Was war in diesem Projekt die besondere Herausforderung?
In meinen bisherigen Projekten lag der Fokus auf dem Aufbau von Unternehmensnetzen. In diesem Projekt stand ich vor der Herausforderung, ein Netzwerk für den privaten Wohnungsbau aufzubauen mit Anforderungen, die üblicherweise an ein Unternehmensnetzwerk gestellt werden. Der Kunde wünschte sich Enterprise-Funktionen auf der einen Seite, doch standen ihm auf der anderen Seite nur die Geldmittel für Smart-Home-Komponenten zu Verfügung. Hier galt es, einen gesunden Mittelweg zu finden, was uns auch sehr gut gelungen ist. Eine weitere Besonderheit war der hohe Anteil an Schnittstellen. So bedarf es beispielsweise für das Einrichten einer Gegensprechanlage der Absprache mit dem Haustürtechniker, der Elektrofachkraft, der Zutrittstechnik und den Zuständigen für das IoT-Netzwerk. Drumherum sind dann noch die zuständigen Steuerungsinstanzen involviert. Aufgrund der Aufteilung der Gebäude in mehrere Teilprojekte und der Tatsache, dass unterschiedliche Nachunternehmer für ein und dasselbe Gewerk zum Einsatz kommen, sind jeweils koordinierte Absprachen und eine gute Dokumentation von Arbeitsergebnissen unumgänglich.

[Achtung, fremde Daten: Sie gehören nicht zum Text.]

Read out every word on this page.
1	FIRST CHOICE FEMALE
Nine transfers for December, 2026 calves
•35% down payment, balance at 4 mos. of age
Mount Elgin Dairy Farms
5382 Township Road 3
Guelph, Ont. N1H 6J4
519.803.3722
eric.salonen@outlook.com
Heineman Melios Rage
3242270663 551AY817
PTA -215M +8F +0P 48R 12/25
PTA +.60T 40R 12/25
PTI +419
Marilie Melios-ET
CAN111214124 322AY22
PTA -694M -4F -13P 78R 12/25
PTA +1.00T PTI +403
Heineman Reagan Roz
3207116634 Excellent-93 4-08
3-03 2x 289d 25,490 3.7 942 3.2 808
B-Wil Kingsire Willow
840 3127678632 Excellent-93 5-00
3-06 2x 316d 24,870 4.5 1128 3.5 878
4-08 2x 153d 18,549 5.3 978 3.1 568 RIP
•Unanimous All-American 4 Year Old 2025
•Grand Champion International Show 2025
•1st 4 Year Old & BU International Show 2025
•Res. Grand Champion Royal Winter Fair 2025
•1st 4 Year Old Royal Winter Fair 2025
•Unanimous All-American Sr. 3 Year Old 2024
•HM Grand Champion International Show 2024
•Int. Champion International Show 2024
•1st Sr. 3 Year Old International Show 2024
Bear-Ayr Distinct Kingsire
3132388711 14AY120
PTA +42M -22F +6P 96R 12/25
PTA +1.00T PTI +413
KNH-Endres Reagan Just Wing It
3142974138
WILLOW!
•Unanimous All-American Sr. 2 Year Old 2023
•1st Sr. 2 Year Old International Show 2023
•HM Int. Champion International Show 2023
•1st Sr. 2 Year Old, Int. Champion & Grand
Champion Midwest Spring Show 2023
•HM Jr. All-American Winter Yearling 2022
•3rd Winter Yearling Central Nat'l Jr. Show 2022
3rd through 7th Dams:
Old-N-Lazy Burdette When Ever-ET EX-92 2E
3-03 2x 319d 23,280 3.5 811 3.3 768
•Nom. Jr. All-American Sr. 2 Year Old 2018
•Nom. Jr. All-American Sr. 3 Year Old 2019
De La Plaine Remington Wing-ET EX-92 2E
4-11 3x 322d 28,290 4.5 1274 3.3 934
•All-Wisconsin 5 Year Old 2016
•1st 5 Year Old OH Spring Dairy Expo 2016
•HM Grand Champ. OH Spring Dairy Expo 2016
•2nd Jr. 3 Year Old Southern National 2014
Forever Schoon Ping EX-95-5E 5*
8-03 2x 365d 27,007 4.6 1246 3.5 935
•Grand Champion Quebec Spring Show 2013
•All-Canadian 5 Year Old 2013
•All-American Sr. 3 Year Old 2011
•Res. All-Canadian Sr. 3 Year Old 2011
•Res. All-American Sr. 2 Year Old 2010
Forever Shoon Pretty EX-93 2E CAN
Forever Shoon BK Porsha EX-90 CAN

Wie ist das Projekt zeitlich abgelaufen?
Das Projekt begann Ende 2020 mit der Ermittlung der Funktionen und Use Cases. Viele Ideen wurden gestrichen oder als Vorhaltung für zukünftige Erweiterungen berücksichtigt. Beispielsweise gab es die Überlegung, dass in den Flurbereichen digitale Boards installiert werden sollten. Die Datenanschlüsse wurden zwar ausgeführt, doch im ersten Schritt kommen erst einmal analoge Boards zum Einsatz. Auch die Videoüberwachung wollte man ursprünglich umfangreicher ausbauen, doch hat man das Thema aus Kostengründen in Teilen zurückgestellt. Es gab viele Vorhaben, die aus Geld- und Zeitgründen nicht realisiert werden konnten. Allerdings wurden die technischen Vorbereitungen getroffen, falls zu einem späteren Zeitpunkt ein Vorhaben umgesetzt werden soll. Die Leistungsphase 6 startete im März des vorletzten Jahres und dauerte bezogen auf alle drei Lose fast ein Jahr. Ein halbes Jahr später begannen wir mit den Verhandlungen und der Auswertung der Angebote der Bieter, die wir nach fünf Monaten abschließen konnten. Unsere Tätigkeit als Bauaufsicht nahmen wir mit der Pilotierung eines Musteraufbaus der Backbone-Infrastruktur beim IoT-Nachunternehmer im Februar 2022 auf. Für den zeitlichen Ablauf ist ein Bestandsgebäude von besonderer Bedeutung, da dieses sehr aufwendig zu renovieren ist, weshalb es immer wieder zu Verzögerungen kommt. Hier werden wir wahrscheinlich eine Baupause einlegen müssen. Nach dem momentanen Stand wird die Leistungsphase 8 voraussichtlich im April 2025 abgeschlossen sein.